Faculty Research Fellows Hutyra, Li & Templer Co-Author Paper on Urban Tree Cover and Extreme Heat

Pardee Center Faculty Research Fellows Prof. Lucy Hutyra, Prof. Dan Li, and Prof. Pamela Templer recently co-authored a paper exploring the effects of increasing urban tree canopy cover as a nature-based solution to combat excess urban heat.

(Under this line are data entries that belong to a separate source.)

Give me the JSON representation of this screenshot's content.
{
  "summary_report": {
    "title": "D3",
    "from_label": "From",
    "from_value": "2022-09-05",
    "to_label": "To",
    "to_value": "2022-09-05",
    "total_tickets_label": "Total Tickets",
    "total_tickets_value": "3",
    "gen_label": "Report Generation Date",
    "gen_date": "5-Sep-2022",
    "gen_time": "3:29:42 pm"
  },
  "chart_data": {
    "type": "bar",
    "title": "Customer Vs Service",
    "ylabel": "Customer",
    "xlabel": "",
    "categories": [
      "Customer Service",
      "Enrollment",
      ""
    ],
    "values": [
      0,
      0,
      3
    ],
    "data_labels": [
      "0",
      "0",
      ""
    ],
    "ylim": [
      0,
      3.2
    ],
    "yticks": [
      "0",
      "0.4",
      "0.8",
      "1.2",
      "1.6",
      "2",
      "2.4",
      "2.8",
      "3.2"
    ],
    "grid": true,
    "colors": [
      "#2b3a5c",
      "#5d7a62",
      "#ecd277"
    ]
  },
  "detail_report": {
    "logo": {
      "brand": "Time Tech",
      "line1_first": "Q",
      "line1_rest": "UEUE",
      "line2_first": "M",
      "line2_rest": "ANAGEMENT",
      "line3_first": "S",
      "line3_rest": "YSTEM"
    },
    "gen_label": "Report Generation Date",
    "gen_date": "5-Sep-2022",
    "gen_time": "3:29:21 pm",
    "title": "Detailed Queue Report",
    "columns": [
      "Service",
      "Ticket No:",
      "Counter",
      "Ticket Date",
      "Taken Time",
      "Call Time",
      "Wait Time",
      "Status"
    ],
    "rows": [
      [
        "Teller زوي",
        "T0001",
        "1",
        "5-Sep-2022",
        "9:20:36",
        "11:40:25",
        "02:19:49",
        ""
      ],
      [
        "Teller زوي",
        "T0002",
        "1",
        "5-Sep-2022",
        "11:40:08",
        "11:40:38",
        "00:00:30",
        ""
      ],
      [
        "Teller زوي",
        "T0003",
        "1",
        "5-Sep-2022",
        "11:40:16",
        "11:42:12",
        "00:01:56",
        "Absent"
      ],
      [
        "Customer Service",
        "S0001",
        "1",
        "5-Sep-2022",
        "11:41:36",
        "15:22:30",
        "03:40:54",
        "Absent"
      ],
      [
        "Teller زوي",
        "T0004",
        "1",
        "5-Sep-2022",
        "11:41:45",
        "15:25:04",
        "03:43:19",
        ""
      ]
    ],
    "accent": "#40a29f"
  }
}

Trees provide a wide range of ecosystem services, particularly in cities where their ability to cool local air temperatures helps mitigate the urban heat island (UHI) effect. Urban trees reduce surface temperatures through two mechanisms: by providing shade to block incoming solar radiation and by transpiration (i.e., water evaporation from leaf surfaces). In the paper, published in the journal BioScience, the authors illustrate the relationship between urban tree transpiration and temperatures. In doing so, they explore potential feedbacks among urban tree cover, the built environment, and climate to better understand extreme heat events in urban areas.

Read the full paper here.

In 2019, Hutyra and Li were awarded a $650,000 National Science Foundation grant to study land-atmosphere feedbacks over urban areas experiencing heat waves, and the impacts of heat waves on natural systems and human activities in urban areas. The grant was awarded through NSF’s Prediction of and Resilience against Extreme Events (PREEVENTS) program, which awarded 14 grants totaling $19 million in 2019 to support research on natural disasters.

This research stems from the trio’s seed grant as Pardee Center Faculty Research Fellows to study the mitigating effect of vegetation on urban heat in Boston.